Imagine you’re trying to maximise your positive impact on the world—there are probably quite a few norms you should adopt to pursue this goal well. For example: truth-seeking, welcoming ideas and criticisms, steel-manning people’s arguments to avoid missing and dismissing something important, among others.
Now imagine along the way, you’re having a blast, meeting great people, and then someone says something that really miffs you. It feels gendered, but you brush it off (because you haven’t yet rigorously dissected the situation from first principles or had a 20-minute debrief with this person). Eventually, this happens again. And again, and again, sporadically over time—sometimes with the same people, sometimes different. It’s not worryingly often, it’s to be expected of course (living in a society and all), but it’s enough that you start to feel a little on edge. The negative emotions you keep calmly talking yourself out of are starting to gnaw at you.
And you realize: sometimes, you’re staying in conversations that are straightforwardly upsetting. Because you think that, in order to be truly rational, principled, and worth respecting, you should be able to tolerate any conversation that isn’t literal harassment. Words can’t hurt you—you’re a truth-seeker. Besides, other people get along with everyone just fine, right?
Unfortunately, what’s really happened is: you’ve taken good and important norms and are no longer employing them correctly, nor sustainably. You’ve also forgotten that you’re not the same as other people, and so your emotional reactions are not the same, and that’s fine.
Anyways, this is how I’ve been feeling this past week. I think I took admirable discussion norms and applied them like a blanket to all my socialising. It was a mistake. And if I continue doing that, my brain might melt (credence: 110%).
I took, “be careful about extrapolating” and made an incorrect leap to, “it is wrong for me to prioritise my comfort without investigating first, to defer to my quick read of a situation, or to ever give up trying to understand someone.” That’s too far. In intellectual discussion, of course, avoid extrapolating is great advice.

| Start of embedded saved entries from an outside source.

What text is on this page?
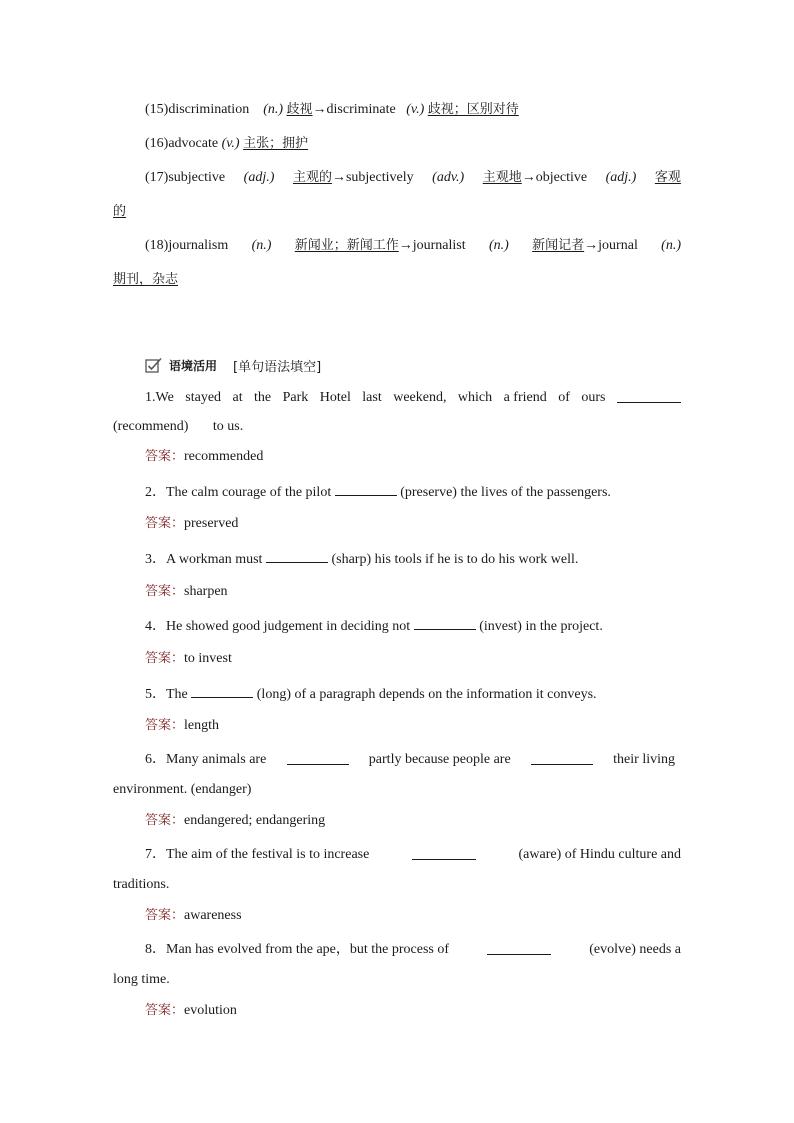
(15)discrimination (n.) 歧视→discriminate (v.) 歧视；区别对待
(16)advocate (v.) 主张；拥护
(17)subjective (adj.) 主观的→subjectively (adv.) 主观地→objective (adj.) 客观
的
(18)journalism (n.) 新闻业；新闻工作→journalist (n.) 新闻记者→journal (n.)
期刊，杂志
语境活用 [单句语法填空]
1.We stayed at the Park Hotel last weekend, which a friend of ours
(recommend) to us.
答案：recommended
2．The calm courage of the pilot	(preserve) the lives of the passengers.
答案：preserved
3．A workman must	(sharp) his tools if he is to do his work well.
答案：sharpen
4．He showed good judgement in deciding not	(invest) in the project.
答案：to invest
5．The	(long) of a paragraph depends on the information it conveys.
答案：length
6．Many animals are	partly because people are	their living
environment. (endanger)
答案：endangered; endangering
7．The aim of the festival is to increase	(aware) of Hindu culture and
traditions.
答案：awareness
8．Man has evolved from the ape，but the process of	(evolve) needs a
long time.
答案：evolution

But if you find yourself socialising with people who consistently make you feel bad because you kind of see where they’re coming from, or the thing they technically said isn’t obviously an issue, and you should never infer what they meant, it might be time to get a little less charitable.
Because the thing is, what someone means or thinks can be endlessly discussed. And there are lots of people who might want to discuss things with you; more than you can or should give your time to. If your bar for disengaging relies on conclusively determining someone is acting in bad faith, whatever that means, you’re prone to getting trapped in never-ending conversations you don’t want to have. And getting hurt.

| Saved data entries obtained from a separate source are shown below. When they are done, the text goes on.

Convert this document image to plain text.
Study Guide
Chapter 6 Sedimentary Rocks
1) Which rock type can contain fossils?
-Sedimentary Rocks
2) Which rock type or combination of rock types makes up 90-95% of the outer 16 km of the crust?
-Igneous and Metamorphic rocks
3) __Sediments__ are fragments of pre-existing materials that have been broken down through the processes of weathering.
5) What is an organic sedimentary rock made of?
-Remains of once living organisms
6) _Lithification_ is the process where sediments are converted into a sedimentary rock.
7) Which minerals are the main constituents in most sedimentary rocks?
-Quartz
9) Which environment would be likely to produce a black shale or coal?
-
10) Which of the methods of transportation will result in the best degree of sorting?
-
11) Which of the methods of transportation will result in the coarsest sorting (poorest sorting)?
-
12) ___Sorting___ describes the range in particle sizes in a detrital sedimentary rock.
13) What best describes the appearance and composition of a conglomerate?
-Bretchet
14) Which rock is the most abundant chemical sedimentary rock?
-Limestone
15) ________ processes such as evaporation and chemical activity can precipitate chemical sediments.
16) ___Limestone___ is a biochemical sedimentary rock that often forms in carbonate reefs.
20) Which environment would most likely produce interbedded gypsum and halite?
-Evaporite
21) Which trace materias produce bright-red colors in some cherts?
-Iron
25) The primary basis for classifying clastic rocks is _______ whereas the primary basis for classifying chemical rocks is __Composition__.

Being open and charitable is great—that doesn’t mean you have to be friends with or engage with everyone who isn’t a proven pathological liar. And it certainly doesn’t mean you have to by and large throw out your social intuitions.
How people make you feel can’t be debated; you should act on this information too. You don’t need to welcome, time and time again, people who bother you. Even if they sometimes have good points, or you have compassion for them, or they’re part of your community, or you have mutual friends, etc. (Side note, if this wasn’t already clear, I’m just talking about how you choose to spend your time and who you spend it with. I’m not suggesting you devise a revenge plan against everyone that makes you feel worse.)
You have your own life, goals, ideas, and work to worry about. And people you need to give your attention and care to. Your time and emotional state matter any way you cut it, whether you value those things intrinsically or instrumentally. You can be open and charitable when it makes sense, and also sometimes think eh, I’m getting a bad vibe, this isn’t feeling good to me, shrug, and walk away.
This post really, really, really, really resonated with me. In fact, I loved it so much I read it twice. But it took me a really long time because I kept pausing after like every other sentence to be like YEAH and think about how much I agree with it and then have a bunch of spinoff thoughts. Needless/excessive/self-destructive charitability is SUCH a common pitfall for me. So common that like sometimes I don’t even know that I’m doing it and end up feeling terrible after an interaction and having no idea why and concluding that it’s like somehow my fault for being socially anxious or weird or something. But like you’re so right that you can still be open and understanding most of the time without also subjecting yourself to shit that makes you feel like garbage in the name of being charitable.